TWO ADVANTAGES OF BALANCED PREACHING
First, it gets the preacher out of his comfort zone. Every preacher I’ve met has his personal comfort zone when it comes to preaching. For some it’s narrative, for others (like me) it’s the epistles, or for guys like John Macarthur, it’s the New Testament. Pursuing the kind of balance I’m advocating for will, I think, in the end make the preacher more well-rounded than he would naturally be. I’m currently preaching through Job and it is stretching me in ways I’ve never before experienced. That stretching has to be inextricably related to the fact I’ve never preached an entire book of wisdom. The growth curve is also due, I think, to the fact we are covering 42 chapters in 14 weeks. I’m learning what it means to preach huge chunks of Scripture in one setting. I trust this whole endeavor, of which I would never naturally gravitate towards, is making me a better preacher. It’s definitely getting me out of my comfort zone.

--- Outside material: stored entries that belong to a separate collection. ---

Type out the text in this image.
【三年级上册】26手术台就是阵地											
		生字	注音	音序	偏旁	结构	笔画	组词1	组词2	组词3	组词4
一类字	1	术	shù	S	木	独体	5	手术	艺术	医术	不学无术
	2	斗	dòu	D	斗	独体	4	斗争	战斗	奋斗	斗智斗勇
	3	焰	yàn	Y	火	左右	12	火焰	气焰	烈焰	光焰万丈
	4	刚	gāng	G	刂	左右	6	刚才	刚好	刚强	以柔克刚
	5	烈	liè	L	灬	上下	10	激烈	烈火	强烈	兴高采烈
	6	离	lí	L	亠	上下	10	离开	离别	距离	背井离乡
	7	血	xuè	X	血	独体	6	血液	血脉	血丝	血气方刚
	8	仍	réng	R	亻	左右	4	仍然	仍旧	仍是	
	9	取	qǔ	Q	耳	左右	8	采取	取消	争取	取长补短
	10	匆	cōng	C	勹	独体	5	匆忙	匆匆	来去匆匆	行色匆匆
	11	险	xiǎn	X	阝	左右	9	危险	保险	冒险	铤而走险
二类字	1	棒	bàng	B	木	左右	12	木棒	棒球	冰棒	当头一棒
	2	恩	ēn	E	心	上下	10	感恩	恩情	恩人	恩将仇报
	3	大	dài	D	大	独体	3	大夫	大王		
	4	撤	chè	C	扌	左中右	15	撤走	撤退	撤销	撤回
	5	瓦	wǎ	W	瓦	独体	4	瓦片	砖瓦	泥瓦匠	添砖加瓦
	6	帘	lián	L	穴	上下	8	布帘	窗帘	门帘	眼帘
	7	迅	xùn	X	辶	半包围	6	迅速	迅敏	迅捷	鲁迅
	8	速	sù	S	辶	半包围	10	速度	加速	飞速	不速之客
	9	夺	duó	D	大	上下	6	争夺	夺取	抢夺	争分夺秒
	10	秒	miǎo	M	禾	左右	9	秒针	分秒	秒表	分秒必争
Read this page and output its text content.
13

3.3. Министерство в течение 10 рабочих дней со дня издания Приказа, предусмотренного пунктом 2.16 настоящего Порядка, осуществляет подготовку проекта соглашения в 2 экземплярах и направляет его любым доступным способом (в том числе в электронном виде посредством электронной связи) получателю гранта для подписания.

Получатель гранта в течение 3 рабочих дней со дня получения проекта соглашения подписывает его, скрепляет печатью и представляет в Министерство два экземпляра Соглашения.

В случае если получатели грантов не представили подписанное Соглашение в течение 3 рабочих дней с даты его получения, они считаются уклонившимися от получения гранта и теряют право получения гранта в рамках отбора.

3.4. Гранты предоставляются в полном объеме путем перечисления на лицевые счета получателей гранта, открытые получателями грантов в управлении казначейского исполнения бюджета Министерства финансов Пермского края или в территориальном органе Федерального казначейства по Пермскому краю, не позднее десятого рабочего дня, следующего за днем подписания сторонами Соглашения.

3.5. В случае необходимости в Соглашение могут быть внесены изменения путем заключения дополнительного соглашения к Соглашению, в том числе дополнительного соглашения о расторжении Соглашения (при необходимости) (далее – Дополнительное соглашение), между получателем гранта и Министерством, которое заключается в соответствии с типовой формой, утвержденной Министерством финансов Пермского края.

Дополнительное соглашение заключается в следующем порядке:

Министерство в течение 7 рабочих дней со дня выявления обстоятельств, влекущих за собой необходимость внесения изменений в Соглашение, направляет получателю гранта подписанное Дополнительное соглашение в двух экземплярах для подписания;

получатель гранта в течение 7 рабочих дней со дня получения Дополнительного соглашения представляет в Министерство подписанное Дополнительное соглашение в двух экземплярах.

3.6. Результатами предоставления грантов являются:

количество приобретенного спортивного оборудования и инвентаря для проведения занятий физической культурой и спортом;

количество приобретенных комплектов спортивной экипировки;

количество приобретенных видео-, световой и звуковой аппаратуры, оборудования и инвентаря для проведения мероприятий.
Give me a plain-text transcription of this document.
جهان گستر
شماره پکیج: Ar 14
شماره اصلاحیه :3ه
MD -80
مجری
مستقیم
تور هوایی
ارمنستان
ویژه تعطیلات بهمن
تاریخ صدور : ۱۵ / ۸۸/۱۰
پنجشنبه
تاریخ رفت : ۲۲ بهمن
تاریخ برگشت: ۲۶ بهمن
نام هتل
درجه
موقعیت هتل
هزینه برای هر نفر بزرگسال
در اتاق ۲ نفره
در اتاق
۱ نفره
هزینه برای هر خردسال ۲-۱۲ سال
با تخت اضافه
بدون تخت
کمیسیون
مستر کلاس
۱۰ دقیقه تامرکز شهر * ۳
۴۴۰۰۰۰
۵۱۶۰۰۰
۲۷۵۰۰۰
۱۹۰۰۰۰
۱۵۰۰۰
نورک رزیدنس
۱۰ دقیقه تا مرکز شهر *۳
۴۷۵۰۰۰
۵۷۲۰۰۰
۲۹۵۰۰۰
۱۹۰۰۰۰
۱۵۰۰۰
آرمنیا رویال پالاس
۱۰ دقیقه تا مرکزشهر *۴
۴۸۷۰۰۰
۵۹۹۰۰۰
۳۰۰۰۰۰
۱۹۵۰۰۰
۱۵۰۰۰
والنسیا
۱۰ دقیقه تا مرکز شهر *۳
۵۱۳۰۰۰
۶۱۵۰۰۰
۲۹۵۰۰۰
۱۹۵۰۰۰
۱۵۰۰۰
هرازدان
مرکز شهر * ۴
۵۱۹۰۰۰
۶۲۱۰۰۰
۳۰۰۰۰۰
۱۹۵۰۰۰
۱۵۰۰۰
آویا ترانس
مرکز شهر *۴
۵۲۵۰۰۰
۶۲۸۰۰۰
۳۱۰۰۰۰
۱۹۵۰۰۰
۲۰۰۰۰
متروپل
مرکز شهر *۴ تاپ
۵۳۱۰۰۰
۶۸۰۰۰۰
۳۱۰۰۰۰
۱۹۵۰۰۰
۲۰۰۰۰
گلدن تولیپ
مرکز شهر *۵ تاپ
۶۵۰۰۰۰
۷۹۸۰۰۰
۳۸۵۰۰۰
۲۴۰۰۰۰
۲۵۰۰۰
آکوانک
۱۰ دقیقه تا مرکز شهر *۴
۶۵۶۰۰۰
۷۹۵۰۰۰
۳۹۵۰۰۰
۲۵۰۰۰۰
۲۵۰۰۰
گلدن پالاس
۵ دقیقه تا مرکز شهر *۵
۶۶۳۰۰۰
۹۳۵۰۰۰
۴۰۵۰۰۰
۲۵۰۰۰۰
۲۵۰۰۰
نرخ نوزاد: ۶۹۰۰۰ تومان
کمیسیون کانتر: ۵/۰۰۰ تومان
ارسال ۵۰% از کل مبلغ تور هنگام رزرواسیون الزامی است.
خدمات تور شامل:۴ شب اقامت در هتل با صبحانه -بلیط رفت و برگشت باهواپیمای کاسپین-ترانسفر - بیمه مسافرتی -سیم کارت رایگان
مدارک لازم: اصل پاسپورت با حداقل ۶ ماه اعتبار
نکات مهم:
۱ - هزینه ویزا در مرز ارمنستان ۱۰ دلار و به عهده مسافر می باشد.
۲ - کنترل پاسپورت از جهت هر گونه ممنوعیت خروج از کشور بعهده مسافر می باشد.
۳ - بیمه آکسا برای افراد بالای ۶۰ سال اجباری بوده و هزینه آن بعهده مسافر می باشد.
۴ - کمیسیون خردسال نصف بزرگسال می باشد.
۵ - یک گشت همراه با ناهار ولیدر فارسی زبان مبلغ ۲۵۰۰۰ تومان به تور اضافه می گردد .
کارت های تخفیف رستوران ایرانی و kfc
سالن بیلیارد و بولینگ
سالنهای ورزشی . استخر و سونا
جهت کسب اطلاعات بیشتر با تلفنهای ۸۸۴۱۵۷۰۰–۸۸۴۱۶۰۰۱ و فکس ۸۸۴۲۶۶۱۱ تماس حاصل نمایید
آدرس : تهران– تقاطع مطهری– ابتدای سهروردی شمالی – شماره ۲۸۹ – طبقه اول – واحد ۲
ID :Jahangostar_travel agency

Second, it gets the church out of her comfort zone. This reality came to me so clearly after last weekend’s service. A dear older saint in our church came up to me after the sermon and said, “I want you to know I’m so excited about Job. I can’t remember the last time I’ve looked forward to a series this much. I think it is because I don’t know Job as well as the gospel of Mark or the book of Ruth. It’s all fresh to me!” Based on the responses I keep hearing from our church, this member’s experience is not unique. A preaching diet that is wisely scattered across the whole canon will often place church members among new vistas of truth. And newness usually breeds excitement. It not only gets them out of their personal comfort zone, it also let’s them see how all Scripture is God-breathed and useful.
IS IT CLEAN?
Our churches need the whole counsel of God; they need a preaching diet that balances the vast and varied unsearchable riches.
So preacher, how’s your conscience in preaching the whole counsel?